Of key interest to Gold traders will be the US Personal Consumer Price Index (PCE) for May, due to be released on Friday, the Federal Reserve’s (Fed) preferred inflation gauge. A lower than expected result would increase the chances that the Fed will proceed with an early rate cut and support the price of Gold. The opposite would be the case if inflation rises.
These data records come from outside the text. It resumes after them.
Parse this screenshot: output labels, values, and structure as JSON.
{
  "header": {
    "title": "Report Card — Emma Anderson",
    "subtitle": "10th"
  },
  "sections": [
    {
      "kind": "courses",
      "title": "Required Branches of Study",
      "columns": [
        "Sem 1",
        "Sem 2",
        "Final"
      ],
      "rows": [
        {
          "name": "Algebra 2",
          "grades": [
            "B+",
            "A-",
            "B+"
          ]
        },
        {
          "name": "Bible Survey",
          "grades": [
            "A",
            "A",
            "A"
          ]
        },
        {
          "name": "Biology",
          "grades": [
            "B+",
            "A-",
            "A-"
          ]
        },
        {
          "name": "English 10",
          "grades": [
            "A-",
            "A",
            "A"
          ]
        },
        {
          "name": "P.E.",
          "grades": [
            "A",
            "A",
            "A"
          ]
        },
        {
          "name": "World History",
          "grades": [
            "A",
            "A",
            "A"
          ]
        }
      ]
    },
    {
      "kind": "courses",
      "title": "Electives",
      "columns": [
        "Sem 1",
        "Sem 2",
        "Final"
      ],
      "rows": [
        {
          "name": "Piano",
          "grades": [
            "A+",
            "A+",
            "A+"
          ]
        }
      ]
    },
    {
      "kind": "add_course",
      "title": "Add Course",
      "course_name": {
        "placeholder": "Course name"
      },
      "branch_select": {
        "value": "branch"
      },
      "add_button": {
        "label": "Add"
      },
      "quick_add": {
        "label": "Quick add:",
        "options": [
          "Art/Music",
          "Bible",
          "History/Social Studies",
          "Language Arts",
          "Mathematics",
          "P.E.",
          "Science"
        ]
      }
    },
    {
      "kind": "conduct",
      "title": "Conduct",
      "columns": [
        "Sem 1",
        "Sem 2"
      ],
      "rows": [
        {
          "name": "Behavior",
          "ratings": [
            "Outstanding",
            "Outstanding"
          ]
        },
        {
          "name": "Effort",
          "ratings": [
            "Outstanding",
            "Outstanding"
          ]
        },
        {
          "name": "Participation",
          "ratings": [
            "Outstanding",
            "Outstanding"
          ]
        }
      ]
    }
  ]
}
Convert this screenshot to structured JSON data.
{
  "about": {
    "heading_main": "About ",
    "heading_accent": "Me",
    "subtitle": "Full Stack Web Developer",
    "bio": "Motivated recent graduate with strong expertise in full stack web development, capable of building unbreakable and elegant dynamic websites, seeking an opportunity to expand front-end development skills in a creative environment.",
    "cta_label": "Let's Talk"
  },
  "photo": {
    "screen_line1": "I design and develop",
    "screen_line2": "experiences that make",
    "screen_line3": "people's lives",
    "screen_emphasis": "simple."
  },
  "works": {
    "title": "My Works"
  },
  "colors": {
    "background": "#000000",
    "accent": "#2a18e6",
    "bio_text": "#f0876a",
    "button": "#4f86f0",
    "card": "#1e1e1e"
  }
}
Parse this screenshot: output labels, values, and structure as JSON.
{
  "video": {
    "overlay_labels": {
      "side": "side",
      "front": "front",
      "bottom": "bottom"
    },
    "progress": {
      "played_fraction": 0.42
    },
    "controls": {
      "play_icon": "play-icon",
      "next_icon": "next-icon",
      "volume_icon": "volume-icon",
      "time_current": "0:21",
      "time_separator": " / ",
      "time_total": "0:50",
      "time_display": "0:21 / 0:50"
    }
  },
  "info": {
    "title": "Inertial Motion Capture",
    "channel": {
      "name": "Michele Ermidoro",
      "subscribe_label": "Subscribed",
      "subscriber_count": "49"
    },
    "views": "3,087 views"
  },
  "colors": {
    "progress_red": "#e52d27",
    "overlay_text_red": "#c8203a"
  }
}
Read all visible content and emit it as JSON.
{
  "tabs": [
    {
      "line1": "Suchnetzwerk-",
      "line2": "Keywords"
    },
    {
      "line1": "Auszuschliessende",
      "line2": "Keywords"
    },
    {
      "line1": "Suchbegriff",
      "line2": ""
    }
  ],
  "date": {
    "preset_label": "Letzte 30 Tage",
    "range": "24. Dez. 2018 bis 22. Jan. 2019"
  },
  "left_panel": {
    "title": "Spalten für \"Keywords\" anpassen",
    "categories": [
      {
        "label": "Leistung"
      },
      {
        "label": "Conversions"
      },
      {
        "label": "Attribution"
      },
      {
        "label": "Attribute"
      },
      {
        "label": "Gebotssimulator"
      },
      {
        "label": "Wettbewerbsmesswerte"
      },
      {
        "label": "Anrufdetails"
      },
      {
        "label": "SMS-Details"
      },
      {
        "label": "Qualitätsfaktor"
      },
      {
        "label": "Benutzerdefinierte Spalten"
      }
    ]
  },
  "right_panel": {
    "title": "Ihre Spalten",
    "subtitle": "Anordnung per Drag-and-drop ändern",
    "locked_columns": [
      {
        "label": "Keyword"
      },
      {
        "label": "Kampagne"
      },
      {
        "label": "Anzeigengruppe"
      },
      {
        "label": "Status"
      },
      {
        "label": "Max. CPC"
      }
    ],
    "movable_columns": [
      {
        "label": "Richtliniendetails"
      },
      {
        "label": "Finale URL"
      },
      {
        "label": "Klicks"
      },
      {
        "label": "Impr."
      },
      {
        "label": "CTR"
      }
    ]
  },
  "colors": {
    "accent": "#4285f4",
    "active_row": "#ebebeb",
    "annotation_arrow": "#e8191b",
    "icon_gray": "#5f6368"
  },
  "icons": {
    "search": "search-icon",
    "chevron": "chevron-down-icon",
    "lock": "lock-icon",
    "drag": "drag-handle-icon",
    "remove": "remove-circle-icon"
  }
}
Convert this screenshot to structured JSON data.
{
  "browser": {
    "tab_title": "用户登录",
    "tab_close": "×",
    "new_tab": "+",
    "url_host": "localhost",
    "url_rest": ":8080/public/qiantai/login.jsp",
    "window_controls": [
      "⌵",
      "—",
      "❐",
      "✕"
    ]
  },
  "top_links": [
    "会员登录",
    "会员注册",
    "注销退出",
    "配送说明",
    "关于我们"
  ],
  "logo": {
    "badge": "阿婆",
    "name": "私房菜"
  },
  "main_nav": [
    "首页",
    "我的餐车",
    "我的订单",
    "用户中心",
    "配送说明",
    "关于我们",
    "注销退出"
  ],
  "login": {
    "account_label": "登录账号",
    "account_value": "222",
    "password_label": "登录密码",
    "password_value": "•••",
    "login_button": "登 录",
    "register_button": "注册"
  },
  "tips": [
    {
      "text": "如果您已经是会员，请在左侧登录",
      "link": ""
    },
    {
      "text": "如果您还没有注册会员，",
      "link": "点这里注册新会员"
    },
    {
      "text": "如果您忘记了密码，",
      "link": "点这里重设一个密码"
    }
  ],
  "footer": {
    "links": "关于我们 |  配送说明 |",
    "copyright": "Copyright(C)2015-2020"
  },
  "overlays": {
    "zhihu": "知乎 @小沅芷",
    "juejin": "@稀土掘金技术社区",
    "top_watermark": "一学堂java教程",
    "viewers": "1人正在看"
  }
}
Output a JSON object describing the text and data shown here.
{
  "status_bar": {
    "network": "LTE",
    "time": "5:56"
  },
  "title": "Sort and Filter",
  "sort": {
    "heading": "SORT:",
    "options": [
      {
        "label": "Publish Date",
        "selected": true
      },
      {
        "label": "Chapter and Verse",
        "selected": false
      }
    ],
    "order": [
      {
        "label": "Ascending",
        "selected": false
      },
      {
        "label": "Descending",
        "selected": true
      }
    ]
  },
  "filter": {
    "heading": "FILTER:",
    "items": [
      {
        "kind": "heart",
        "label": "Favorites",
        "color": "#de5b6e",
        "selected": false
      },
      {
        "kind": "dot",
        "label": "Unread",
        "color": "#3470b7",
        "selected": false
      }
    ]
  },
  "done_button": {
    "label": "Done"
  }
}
Technical Analysis: Gold declines towards key support
Gold moves down towards key support and the neckline of a possible top pattern at $2,279 – a break below that level would signal a strong move lower.
XAU/USD Daily Chart
The XAU/USD pair has been forming a bearish Head and Shoulders (H&S) pattern for the past three months. However, the June 20 breakout has called the validity of the pattern into question. That said, a more complex top pattern is still possible that could prove bearish.
If so, then a break below the pattern’s neckline at $2,279 would provide confirmation of a reversal to the downside, with a conservative target at $2,171, and a second target at $2,105.
At the same time, it is also possible that Gold finds support and continues higher. Gold’s original breakout above the trendline and 50-day SMA was supposed to hit an initial, conservative target of $2,380 (June 7 high), and it’s still possible to hit that target despite the recoil.
However, it would require a break above $2,350 to confirm a move towards the June 7 high. A further break above that level could signal a continuation towards the May – and all-time – high at $2,450.
A break above that level would confirm a resumption of the broader uptrend.
There is a risk that the trend will now be sideways in both the short and medium term. In the long term, Gold remains in an upward trend.
Economic indicator
Personal consumption expenditure – price index (YoY)
Personal consumption expenditure published by the Bureau of Economic Analysis, Department of Commerce It is an estimate of the amount of money consumers spend in a month. It is a significant indicator of inflation. A result above expectations is bullish for the dollar, while a reading below consensus is bearish.
Next post: Fri Jun 28, 2024 12:30
Frequency: Monthly
Dear: 2.6%
Previous: 2.7%
Fountain: US Bureau of Economic Analysis
Source: Fx Street

I am Joshua Winder, a senior-level journalist and editor at World Stock Market. I specialize in covering news related to the stock market and economic trends. With more than 8 years of experience in this field, I have become an expert in financial reporting.